Un Don Chisciotte che cammina coi piedi appoggiati sulle nuvole.
Quel DNA Nasce da lontano! 1960, alla Casa dello Studente di Genova, molti studenti della mensa diverse volte sono stati male. Sigilla davanti alla Direttrice della mensa, le “fettine” servite. All’Ufficio igiene la carne risulterà igienicamente non sana. Gli studenti iniziano lo sciopero della fame. La gestione sarà cambiata.
Partito per il servizio militare come Allievo ufficiale di complemento, vince la selezione nell’Arma e dal 1965 al 1968 è sottotenente.
Prima sede di servizio assegnato al Battaglione Meccanizzato CC che si trova sul Forte San Giuliano a Genova. In un servizio di ordine pubblico aiuta un ufficiale che viene ripetutamente immerso da dimostranti nella vasca a De Ferrari. Lui stesso resta ferito. Riceve dal Comando Generale un encomio solenne.
Durante il servizio al Battaglione meccanizzato a Forte San Giuliano rifiuta di firmare il “consueto” verbale dell’ufficiale di turno: qualcosa è non chiaro circa il consumo di carburante dei carri armati ivi in dotazione.

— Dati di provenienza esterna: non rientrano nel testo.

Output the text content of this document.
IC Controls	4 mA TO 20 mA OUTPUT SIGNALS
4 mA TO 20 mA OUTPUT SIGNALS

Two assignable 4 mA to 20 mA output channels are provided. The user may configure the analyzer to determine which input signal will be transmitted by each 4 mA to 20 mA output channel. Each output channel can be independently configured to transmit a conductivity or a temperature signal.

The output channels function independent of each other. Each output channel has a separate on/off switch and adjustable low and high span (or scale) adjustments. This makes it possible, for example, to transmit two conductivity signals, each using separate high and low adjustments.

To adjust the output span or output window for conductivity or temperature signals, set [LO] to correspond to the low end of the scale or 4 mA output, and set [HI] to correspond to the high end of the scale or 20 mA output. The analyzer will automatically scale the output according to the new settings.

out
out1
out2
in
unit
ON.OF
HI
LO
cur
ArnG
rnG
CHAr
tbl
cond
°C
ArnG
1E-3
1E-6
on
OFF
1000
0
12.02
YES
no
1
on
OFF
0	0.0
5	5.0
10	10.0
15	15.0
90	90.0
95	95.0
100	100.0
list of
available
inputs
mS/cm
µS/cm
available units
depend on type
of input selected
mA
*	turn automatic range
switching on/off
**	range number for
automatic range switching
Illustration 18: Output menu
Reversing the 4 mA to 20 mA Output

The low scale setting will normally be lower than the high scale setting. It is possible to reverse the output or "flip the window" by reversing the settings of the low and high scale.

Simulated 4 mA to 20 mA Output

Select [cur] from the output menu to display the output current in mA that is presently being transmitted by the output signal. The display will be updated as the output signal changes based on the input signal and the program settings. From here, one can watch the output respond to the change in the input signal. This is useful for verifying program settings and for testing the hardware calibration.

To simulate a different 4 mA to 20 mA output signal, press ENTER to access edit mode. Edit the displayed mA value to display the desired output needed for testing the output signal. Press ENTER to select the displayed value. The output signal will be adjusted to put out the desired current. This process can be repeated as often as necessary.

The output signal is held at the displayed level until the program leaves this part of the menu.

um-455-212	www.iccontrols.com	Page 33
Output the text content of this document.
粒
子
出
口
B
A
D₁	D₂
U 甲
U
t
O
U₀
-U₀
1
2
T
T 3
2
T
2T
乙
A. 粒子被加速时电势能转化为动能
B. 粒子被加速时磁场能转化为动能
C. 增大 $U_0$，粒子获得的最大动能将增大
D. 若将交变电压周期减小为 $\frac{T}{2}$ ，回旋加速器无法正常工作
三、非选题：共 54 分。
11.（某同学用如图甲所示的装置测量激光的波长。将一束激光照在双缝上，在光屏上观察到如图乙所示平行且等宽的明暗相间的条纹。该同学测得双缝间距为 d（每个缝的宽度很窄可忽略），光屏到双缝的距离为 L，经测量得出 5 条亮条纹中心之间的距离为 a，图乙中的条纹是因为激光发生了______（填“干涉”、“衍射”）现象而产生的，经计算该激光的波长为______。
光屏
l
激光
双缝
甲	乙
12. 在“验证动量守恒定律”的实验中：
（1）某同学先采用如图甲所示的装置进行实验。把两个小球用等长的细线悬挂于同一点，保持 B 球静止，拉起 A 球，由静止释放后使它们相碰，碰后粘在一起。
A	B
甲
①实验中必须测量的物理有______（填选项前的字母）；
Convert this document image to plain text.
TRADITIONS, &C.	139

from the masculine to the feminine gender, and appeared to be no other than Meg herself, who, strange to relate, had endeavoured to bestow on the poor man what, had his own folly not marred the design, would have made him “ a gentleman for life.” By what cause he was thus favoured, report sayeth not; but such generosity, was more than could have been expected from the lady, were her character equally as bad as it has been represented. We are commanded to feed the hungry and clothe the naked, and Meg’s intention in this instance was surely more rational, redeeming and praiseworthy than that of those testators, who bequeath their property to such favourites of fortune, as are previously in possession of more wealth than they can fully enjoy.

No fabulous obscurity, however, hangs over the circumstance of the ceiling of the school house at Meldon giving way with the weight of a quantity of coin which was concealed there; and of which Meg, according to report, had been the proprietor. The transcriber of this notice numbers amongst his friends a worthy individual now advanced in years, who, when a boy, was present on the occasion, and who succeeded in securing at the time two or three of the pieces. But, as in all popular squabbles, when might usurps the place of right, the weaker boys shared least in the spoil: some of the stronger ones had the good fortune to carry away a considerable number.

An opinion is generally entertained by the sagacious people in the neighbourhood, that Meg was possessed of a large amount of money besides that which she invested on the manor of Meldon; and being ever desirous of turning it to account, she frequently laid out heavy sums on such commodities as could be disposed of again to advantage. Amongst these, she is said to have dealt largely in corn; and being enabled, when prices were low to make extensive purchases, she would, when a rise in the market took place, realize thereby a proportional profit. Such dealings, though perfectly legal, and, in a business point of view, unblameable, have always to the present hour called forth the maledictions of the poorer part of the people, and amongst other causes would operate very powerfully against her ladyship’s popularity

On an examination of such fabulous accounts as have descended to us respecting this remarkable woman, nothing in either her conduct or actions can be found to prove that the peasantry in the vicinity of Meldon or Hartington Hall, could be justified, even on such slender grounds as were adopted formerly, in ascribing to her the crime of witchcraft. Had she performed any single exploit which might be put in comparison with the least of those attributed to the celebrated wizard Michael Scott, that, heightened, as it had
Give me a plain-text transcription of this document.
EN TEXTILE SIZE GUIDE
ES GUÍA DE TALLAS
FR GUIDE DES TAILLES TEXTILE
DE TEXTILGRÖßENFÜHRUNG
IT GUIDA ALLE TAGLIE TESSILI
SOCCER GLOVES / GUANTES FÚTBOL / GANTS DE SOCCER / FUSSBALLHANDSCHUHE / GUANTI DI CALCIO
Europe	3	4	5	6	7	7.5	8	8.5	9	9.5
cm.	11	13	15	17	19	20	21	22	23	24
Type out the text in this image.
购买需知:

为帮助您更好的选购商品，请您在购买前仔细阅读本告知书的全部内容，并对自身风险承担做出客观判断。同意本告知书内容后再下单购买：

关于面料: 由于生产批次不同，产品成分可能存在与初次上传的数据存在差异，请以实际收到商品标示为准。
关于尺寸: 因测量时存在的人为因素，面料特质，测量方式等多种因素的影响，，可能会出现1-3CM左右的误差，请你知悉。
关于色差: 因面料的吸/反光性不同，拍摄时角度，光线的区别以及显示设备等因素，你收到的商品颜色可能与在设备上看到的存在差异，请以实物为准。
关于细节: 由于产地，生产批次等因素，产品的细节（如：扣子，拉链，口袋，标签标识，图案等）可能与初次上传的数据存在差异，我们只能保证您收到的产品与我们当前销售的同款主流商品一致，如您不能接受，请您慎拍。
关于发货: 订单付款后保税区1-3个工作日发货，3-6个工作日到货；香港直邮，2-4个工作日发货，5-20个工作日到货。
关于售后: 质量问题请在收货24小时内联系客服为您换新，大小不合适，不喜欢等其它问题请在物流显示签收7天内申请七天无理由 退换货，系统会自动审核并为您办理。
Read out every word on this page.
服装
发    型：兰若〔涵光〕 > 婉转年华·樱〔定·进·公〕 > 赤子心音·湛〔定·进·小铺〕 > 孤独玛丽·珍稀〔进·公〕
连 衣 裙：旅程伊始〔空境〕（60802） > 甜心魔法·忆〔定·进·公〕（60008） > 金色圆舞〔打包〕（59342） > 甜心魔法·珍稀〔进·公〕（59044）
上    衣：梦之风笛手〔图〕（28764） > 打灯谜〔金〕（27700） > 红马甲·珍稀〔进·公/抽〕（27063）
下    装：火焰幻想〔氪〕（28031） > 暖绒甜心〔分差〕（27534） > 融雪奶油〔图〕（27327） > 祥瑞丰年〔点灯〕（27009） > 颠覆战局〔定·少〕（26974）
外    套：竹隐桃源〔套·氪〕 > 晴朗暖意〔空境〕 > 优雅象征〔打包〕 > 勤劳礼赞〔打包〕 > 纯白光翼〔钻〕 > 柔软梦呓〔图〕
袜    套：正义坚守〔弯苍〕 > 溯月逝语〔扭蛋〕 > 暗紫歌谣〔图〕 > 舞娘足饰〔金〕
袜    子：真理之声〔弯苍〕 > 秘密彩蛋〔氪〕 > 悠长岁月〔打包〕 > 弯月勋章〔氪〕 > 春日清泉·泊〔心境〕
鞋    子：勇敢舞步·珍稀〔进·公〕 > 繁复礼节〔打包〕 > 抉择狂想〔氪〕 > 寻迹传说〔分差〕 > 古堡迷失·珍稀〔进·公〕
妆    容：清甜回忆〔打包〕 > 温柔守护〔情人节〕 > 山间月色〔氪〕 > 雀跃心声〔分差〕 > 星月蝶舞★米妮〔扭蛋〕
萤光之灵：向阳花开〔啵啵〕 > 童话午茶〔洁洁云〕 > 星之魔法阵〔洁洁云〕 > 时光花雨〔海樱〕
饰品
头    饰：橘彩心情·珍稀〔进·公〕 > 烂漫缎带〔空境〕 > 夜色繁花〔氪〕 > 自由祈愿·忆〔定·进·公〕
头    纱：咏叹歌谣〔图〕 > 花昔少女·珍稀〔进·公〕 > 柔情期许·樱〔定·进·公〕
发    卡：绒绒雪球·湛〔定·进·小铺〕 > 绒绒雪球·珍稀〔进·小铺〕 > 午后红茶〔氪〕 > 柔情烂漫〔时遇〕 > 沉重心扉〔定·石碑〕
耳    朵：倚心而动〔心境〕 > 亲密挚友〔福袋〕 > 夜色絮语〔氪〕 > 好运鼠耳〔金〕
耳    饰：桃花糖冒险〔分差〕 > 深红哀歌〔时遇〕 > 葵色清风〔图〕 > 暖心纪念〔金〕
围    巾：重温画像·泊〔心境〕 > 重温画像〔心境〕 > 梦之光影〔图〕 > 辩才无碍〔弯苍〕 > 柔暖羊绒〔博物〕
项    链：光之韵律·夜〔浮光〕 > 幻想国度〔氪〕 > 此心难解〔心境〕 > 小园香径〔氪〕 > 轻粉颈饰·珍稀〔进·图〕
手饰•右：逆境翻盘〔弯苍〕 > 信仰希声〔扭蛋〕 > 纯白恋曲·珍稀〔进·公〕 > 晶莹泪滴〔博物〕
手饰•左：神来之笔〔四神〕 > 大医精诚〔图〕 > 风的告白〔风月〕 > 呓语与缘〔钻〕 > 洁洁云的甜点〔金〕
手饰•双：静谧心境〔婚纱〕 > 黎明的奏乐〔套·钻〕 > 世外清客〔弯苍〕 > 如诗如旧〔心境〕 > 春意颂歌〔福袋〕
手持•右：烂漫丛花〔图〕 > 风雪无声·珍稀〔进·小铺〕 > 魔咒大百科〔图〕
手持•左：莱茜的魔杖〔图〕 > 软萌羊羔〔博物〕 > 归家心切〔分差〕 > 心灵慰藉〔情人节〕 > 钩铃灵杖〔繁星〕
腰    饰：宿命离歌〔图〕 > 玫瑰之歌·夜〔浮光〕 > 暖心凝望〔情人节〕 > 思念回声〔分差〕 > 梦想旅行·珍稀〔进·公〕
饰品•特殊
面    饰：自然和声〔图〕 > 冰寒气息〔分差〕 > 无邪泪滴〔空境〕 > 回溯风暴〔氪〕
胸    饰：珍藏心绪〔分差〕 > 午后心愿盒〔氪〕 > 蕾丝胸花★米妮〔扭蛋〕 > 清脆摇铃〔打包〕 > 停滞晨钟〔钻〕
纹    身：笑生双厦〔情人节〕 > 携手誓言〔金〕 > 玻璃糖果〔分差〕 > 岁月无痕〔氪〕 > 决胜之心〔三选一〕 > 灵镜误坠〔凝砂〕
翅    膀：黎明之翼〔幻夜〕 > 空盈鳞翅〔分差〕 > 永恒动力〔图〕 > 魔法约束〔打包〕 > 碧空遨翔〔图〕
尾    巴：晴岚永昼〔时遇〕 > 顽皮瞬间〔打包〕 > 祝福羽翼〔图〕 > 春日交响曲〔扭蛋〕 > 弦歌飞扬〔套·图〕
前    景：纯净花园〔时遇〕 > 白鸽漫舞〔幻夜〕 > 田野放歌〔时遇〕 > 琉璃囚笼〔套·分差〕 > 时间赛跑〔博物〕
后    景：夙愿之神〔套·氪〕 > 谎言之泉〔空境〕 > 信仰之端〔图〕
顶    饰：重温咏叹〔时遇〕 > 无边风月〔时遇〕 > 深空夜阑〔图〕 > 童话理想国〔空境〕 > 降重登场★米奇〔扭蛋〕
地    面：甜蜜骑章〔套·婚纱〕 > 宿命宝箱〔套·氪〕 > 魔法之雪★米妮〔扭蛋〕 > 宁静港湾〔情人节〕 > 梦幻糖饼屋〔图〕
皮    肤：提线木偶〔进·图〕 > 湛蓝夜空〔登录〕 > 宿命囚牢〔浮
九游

Probabilmente per questo viene subito trasferito per “missione di breve durata” con un plotone in Alto Adige. Sono i tempi del terrorismo alto-atesino. La missione si protrae invece per mesi. Scrive al Comando Generale: viene fatto rientrare. al rientro a Genova viene subito trasferito a Siracusa a dirigere il Reparto investigativo. Dopo qualche mese è inviato a Catanzaro come ufficiale addetto, e poi comandante, della Compagnia Speciale per il processo antimafia ( La Barbera+ 112) che terminerà nel 1968. Riceve un riconoscimento dell’Autorità Giudiziaria.
Nel 1969 vince il concorso presso il Ministero dell’Interno. Tra i primi del corso presso l’Istituto Superiore di Polizia, presta giuramento come funzionario di pubblica sicurezza. Capo della Polizia è Angelo Vicari.
Da allora il fascicolo “personale” conterrà note positive, premi ed elogi, per i servizi di polizia giudiziaria compiuti.
Durante il contenzioso amministrativo col Ministero” emergeranno “veline e note riservate” per l’impegno “carbonaro” nel Movimento per la riforma della polizia.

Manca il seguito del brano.